Un giorno però i fratelli Di Maio esibiscono due moschetti di
egregia fattura che sparano cartucce di legno. Se poi, al
botteghino arabo che sta in Sciara ben Asciur, verso l’officina
della FIAT, acquistiamo i fiammiferi controvento e spariamo
quelli, con la loro vivida fiamma, l’effetto è grandioso. Ora il
successo presso la
comitiva è tutto loro e il mio povero fucile perde ogni
attrattiva..
In gruppo vociante giungevamo, in bicicletta fino al mercato
della Dahra – ho visto su una mappa che esiste ancora come del
resto il cimitero arabo -, per comprare le “sbule”, le
pannocchie arrostite
Qui, mi è d’obbligo aprire il discorso su
DugDug. Non credo vi
fosse a Tripoli bambino che non conoscesse il nome magico
di questo venditore di giocattoli spesso, ricercati e costosi,
che stava in Suk el Turk.

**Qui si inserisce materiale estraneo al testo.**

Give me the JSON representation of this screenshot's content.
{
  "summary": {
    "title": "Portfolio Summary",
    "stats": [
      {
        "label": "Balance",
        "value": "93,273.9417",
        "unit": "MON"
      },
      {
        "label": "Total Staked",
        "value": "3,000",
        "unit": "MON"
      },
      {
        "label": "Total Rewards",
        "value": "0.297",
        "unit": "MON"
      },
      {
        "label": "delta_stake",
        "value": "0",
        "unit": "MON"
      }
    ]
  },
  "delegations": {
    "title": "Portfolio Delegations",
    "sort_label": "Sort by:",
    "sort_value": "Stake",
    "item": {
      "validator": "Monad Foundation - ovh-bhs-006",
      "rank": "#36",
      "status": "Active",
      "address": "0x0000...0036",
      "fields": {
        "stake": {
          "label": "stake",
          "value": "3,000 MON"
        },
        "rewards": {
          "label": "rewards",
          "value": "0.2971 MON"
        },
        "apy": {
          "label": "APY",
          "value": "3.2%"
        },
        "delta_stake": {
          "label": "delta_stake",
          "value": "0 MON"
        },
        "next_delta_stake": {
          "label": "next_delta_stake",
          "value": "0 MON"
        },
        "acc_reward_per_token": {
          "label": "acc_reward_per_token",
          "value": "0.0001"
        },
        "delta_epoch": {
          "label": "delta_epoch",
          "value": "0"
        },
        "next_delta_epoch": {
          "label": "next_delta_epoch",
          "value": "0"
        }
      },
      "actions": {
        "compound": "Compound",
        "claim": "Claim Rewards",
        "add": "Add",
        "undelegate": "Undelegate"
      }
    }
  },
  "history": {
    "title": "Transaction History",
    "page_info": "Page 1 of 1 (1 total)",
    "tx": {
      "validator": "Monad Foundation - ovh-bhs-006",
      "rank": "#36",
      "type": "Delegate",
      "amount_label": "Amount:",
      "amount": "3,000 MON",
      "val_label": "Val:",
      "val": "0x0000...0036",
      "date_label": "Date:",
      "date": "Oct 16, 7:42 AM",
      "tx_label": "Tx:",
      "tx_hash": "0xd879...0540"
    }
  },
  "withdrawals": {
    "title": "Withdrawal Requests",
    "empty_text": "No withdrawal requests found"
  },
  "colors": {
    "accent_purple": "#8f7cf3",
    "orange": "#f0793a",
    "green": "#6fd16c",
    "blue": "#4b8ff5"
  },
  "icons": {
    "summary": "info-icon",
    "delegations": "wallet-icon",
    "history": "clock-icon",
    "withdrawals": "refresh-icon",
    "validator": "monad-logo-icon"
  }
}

Le magiche automobiline Schuco
che evoluivano sapientemente sui tavoli, i
sommergibili-giocattolo che si immergevano e procedevano in
immersione, i soldatini della
Lineol, così perfetti
e tanto diversi da quelli nostrani, opera di figurinai lucchesi,
per l’occasione dimentichi
dei pastori del Presepio.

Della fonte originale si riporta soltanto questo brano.